Graduation Year

2024

Document Type

Dissertation

Degree

Ph.D.

Degree Name

Doctor of Philosophy (Ph.D.)

Degree Granting Department

Business Administration

Major Professor

Uday Murthy, Ph.D.

Committee Member

Kristina Demek, Ph.D.

Committee Member

Carlos J. Angueira, Ph.D.

Committee Member

Joseph Vandello, Ph.D.

Keywords

Subjective Performance Measures, Objective Performance Measures, Employer Moral Hazard, Accountability, Performance Evaluations, Budget-Based Incentives

Abstract

Although organizations may use multiple types of performance measures when evaluating employee performance, such as objective and subjective measures, performance measure subjectivity can introduce unverifiable information on the employee side, giving rise to employer opportunistic behavior. Employers may use the unverifiable information within subjective performance measures to increase their own personal compensation by undercompensating evaluated employees, creating a control problem known as employer moral hazard.
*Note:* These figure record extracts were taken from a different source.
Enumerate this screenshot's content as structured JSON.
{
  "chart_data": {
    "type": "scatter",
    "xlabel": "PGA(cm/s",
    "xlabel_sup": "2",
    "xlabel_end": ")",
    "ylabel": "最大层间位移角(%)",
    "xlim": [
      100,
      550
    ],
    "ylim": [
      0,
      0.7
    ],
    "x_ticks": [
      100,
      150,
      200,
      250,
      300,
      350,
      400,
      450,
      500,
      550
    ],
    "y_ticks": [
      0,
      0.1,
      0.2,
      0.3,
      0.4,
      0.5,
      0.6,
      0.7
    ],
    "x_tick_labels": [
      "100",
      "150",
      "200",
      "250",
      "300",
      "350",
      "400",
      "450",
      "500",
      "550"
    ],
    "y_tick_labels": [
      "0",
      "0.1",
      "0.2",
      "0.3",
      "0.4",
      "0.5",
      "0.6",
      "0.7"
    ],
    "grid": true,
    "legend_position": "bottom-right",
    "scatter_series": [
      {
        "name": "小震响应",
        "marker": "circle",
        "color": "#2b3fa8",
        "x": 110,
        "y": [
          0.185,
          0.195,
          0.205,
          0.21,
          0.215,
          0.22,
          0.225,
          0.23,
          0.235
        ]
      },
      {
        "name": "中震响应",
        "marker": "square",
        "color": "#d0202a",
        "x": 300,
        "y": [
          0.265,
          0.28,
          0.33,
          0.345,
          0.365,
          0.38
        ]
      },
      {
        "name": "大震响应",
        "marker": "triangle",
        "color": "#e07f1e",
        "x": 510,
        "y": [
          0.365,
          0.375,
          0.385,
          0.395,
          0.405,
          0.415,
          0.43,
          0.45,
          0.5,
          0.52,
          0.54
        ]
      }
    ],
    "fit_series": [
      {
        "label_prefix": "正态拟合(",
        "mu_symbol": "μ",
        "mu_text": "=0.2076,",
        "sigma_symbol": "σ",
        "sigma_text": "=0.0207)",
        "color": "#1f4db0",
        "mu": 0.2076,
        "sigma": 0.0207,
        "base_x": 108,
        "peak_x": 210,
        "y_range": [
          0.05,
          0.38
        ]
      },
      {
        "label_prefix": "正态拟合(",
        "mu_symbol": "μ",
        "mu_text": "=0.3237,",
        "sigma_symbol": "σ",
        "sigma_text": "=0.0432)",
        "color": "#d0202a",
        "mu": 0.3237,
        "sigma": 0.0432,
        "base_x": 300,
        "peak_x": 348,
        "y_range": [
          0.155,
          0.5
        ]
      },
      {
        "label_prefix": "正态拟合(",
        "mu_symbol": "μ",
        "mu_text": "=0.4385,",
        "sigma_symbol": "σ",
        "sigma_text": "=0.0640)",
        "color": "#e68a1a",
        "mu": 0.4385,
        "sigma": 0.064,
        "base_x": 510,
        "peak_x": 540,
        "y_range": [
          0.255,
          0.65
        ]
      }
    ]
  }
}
With a 2x2 multi-period experiment, this study investigates the effect employer moral hazard has on the allocation of employee bonus compensation when there are differing levels of objective and subjective performance measures and a requirement or no requirement to justify performance evaluation decisions to employees. Results of repeated measures ANOVA tests for the main hypothesis reveal that neither the performance measure type nor justification requirement manipulations have a significant effect on employee bonus compensation. Additional univariate, repeated measures, and mediation analyses reveal that when employer budget-based compensation incentives are present employees evaluated using mostly subjective performance measures receive less bonus compensation compared to employees evaluated using mostly objective performance measures due to perceptions of accountability to the evaluated employee being lower. Additional analyses also reveal employee undercompensation is reversed after the introduction of a justification requirement, as employers feel more accountable to evaluated employees and exert more effort in the justification to make performance evaluation decisions that are justifiable to the evaluated employees. These findings are consistent with the manifestation of employer moral hazard and the subsequent mitigation of employer moral hazard. Contributions and limitations are discussed.